Ciężko powiedzieć, dlaczego Viktor zdecydował się na tę modlitwę. Nie znał przecież zmarłego krasnoluda, nigdy nawet nie zamienił z nim słowa. Jego śmierć wstrząsnęła nim jednak. Być może dlatego, że z początku wydawała mu się okropnie niesprawiedliwa. Było tak do momentu, kiedy sam archanioł przemówił do prostego knechta i rzucił na te sprawę nieco światła. Niestety, Viktorowi w dalszym ciągu ciężko było zrozumieć całe zajście. Miał nadzieję, że samotna modlitwa uspokoi go i wygna z jego umysłu wszelkie wątpliwości. Nie zawiódł się. Czując jak po wypowiedzeniu słów ogarnia go dziwny spokój, zakonnik postanowił zostać tutaj jeszcze trochę i poświęcić się medytacji. Gdy poczuł już wreszcie, że wszystko jest takie jak być powinno, poprosił jeszcze Zartata o wsparcie podczas swojej nowej wyprawy i opuścił klasztor.

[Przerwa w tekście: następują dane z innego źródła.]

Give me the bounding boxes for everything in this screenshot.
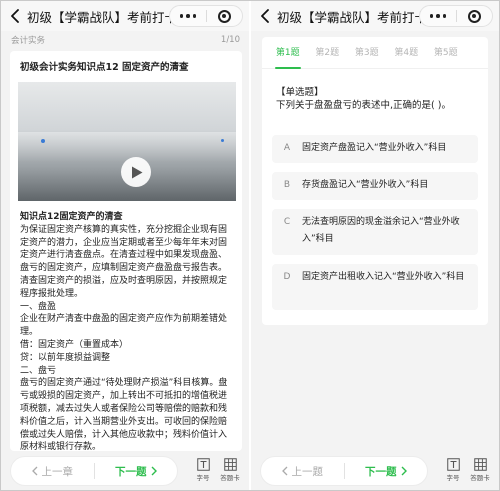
content-line: 企业在财产清查中盘盈的固定资产应作为前期差错处 xyxy=(20,314,228,325)
back-icon[interactable] xyxy=(255,1,275,31)
nav-pill: 上一章 下一题 xyxy=(10,456,178,486)
subheader: 会计实务 1/10 xyxy=(1,31,249,49)
lesson-title: 初级会计实务知识点12 固定资产的清查 xyxy=(20,62,189,73)
tab-question-5[interactable]: 第5题 xyxy=(426,37,466,69)
prev-chapter-button[interactable]: 上一章 xyxy=(11,464,94,479)
option-b[interactable]: B 存货盘盈记入“营业外收入”科目 xyxy=(272,172,478,200)
content-line: 项税额，减去过失人或者保险公司等赔偿的赔款和残 xyxy=(20,403,228,414)
title-bar: 初级【学霸战队】考前打卡... xyxy=(1,1,249,31)
target-icon xyxy=(217,9,231,23)
content-line: 盘亏的固定资产，应填制固定资产盘盈盘亏报告表。 xyxy=(20,263,228,274)
option-letter: C xyxy=(283,217,291,227)
question-type: 【单选题】 xyxy=(276,87,324,98)
question-tabs: 第1题 第2题 第3题 第4题 第5题 xyxy=(262,37,488,69)
font-size-label: 字号 xyxy=(196,474,210,482)
option-a[interactable]: A 固定资产盘盈记入“营业外收入”科目 xyxy=(272,135,478,163)
tab-question-4[interactable]: 第4题 xyxy=(387,37,427,69)
content-line: 为保证固定资产核算的真实性，充分挖掘企业现有固 xyxy=(20,224,228,235)
close-target-button[interactable] xyxy=(207,9,243,23)
progress-counter: 1/10 xyxy=(220,35,240,45)
back-icon[interactable] xyxy=(5,1,25,31)
option-text: 固定资产盘盈记入“营业外收入”科目 xyxy=(302,143,447,153)
content-line: 料价值之后，计入当期营业外支出。可收回的保险赔 xyxy=(20,416,228,427)
lesson-content: 知识点12固定资产的清查 为保证固定资产核算的真实性，充分挖掘企业现有固 定资产… xyxy=(20,211,235,454)
answer-sheet-icon xyxy=(473,458,487,471)
tab-question-1[interactable]: 第1题 xyxy=(268,37,308,69)
next-question-button[interactable]: 下一题 xyxy=(345,464,428,479)
play-icon xyxy=(132,166,143,178)
option-c[interactable]: C 无法查明原因的现金溢余记入“营业外收入”科目 xyxy=(272,209,478,255)
option-text: 存货盘盈记入“营业外收入”科目 xyxy=(302,180,429,190)
answer-sheet-label: 答题卡 xyxy=(220,474,240,482)
content-line: 理。 xyxy=(20,327,39,338)
font-size-icon xyxy=(196,458,210,471)
option-text: 固定资产出租收入记入“营业外收入”科目 xyxy=(302,272,465,282)
answer-sheet-button[interactable]: 答题卡 xyxy=(468,458,492,482)
chevron-right-icon xyxy=(401,466,407,476)
chevron-left-icon xyxy=(31,466,37,476)
content-line: 定资产的潜力，企业应当定期或者至少每年年末对固 xyxy=(20,237,228,248)
option-d[interactable]: D 固定资产出租收入记入“营业外收入”科目 xyxy=(272,264,478,310)
bottom-bar: 上一题 下一题 字号 答题卡 xyxy=(251,453,499,490)
next-label: 下一题 xyxy=(115,465,147,478)
play-button[interactable] xyxy=(121,157,151,187)
page-title: 初级【学霸战队】考前打卡... xyxy=(27,9,177,25)
mini-program-capsule xyxy=(419,5,493,27)
font-size-button[interactable]: 字号 xyxy=(441,458,465,482)
prev-label: 上一章 xyxy=(41,465,74,478)
title-bar: 初级【学霸战队】考前打卡... xyxy=(251,1,499,31)
prev-question-button[interactable]: 上一题 xyxy=(261,464,344,479)
question-text: 下列关于盘盈盘亏的表述中,正确的是( )。 xyxy=(276,100,451,111)
content-line: 程序报批处理。 xyxy=(20,288,84,299)
option-letter: D xyxy=(283,272,291,282)
content-line: 借：固定资产（重置成本） xyxy=(20,339,129,350)
prev-label: 上一题 xyxy=(291,465,324,478)
content-line: 清查固定资产的损溢，应及时查明原因，并按照规定 xyxy=(20,275,228,286)
font-size-label: 字号 xyxy=(446,474,460,482)
nav-pill: 上一题 下一题 xyxy=(260,456,428,486)
tab-question-3[interactable]: 第3题 xyxy=(347,37,387,69)
next-label: 下一题 xyxy=(365,465,397,478)
close-target-button[interactable] xyxy=(457,9,493,23)
content-line: 定资产进行清查盘点。在清查过程中如果发现盘盈、 xyxy=(20,250,228,261)
mini-program-capsule xyxy=(169,5,243,27)
page-title: 初级【学霸战队】考前打卡... xyxy=(277,9,427,25)
content-line: 盘亏的固定资产通过“待处理财产损溢”科目核算。盘 xyxy=(20,378,228,389)
chevron-left-icon xyxy=(281,466,287,476)
content-line: 偿或过失人赔偿，计入其他应收款中；残料价值计入 xyxy=(20,429,228,440)
category-label: 会计实务 xyxy=(11,36,46,46)
content-line: 亏或毁损的固定资产，加上转出不可抵扣的增值税进 xyxy=(20,391,228,402)
content-line: 知识点12固定资产的清查 xyxy=(20,212,123,222)
more-dots-icon[interactable] xyxy=(170,14,206,18)
answer-sheet-icon xyxy=(223,458,237,471)
content-line: 一、盘盈 xyxy=(20,301,57,312)
lesson-panel: 初级【学霸战队】考前打卡... 会计实务 1/10 初级会计实务知识点12 固定… xyxy=(1,1,249,490)
chevron-right-icon xyxy=(151,466,157,476)
next-question-button[interactable]: 下一题 xyxy=(95,464,178,479)
option-letter: B xyxy=(283,180,291,190)
answer-sheet-label: 答题卡 xyxy=(470,474,490,482)
content-line: 贷：以前年度损益调整 xyxy=(20,352,111,363)
lesson-card: 初级会计实务知识点12 固定资产的清查 知识点12固定资产的清查 为保证固定资产… xyxy=(10,51,242,454)
tab-question-2[interactable]: 第2题 xyxy=(308,37,348,69)
more-dots-icon[interactable] xyxy=(420,14,456,18)
font-size-button[interactable]: 字号 xyxy=(191,458,215,482)
font-size-icon xyxy=(446,458,460,471)
option-text: 无法查明原因的现金溢余记入“营业外收入”科目 xyxy=(302,217,460,244)
target-icon xyxy=(467,9,481,23)
content-line: 二、盘亏 xyxy=(20,365,57,376)
quiz-panel: 初级【学霸战队】考前打卡... 第1题 第2题 第3题 第4题 第5题 【单选题… xyxy=(251,1,499,490)
option-letter: A xyxy=(283,143,291,153)
answer-sheet-button[interactable]: 答题卡 xyxy=(218,458,242,482)
video-player[interactable] xyxy=(18,82,236,201)
bottom-bar: 上一章 下一题 字号 答题卡 xyxy=(1,453,249,490)
question-card: 第1题 第2题 第3题 第4题 第5题 【单选题】 下列关于盘盈盘亏的表述中,正… xyxy=(262,37,488,325)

-Panie mój, Tyś jest Drogą, Prawdą i ÂŻyciem. Niech ta podróż przyniesie mi tylko to, czym Ty chcesz mnie obdarzyć. Z radością przyjmę szczęście, z pokorą zniosę ból i cierpienie, jeśli taka będzie wola Twoja. Wyruszam w Twoje imię, prowadź mnie Zartacie!
Ze wzgórza, na którym stał kościół, rekrut skierował się prosto do stajni. Stamtąd odebrał swój tymczasowy środek transportu. Wspaniałego ogiera bojowego, który miał mu służyć w trakcie podróży do Ekkerund. Ciężko opancerzony wierzchowiec prezentował się naprawdę niesamowicie, nic zatem dziwnego, że młody zakonnik czuł się niemalże wzruszony gdy przejmował lejce z rąk stajennego. To zwierzę było godne paladyna! Nie chcąc by towarzysz wyprawy musiał na niego czekać, knecht szybko zaprowadził swojego konia na dziedziniec zamkowy. To tam miał niedługo spotkać się z nieznajomym rycerzem.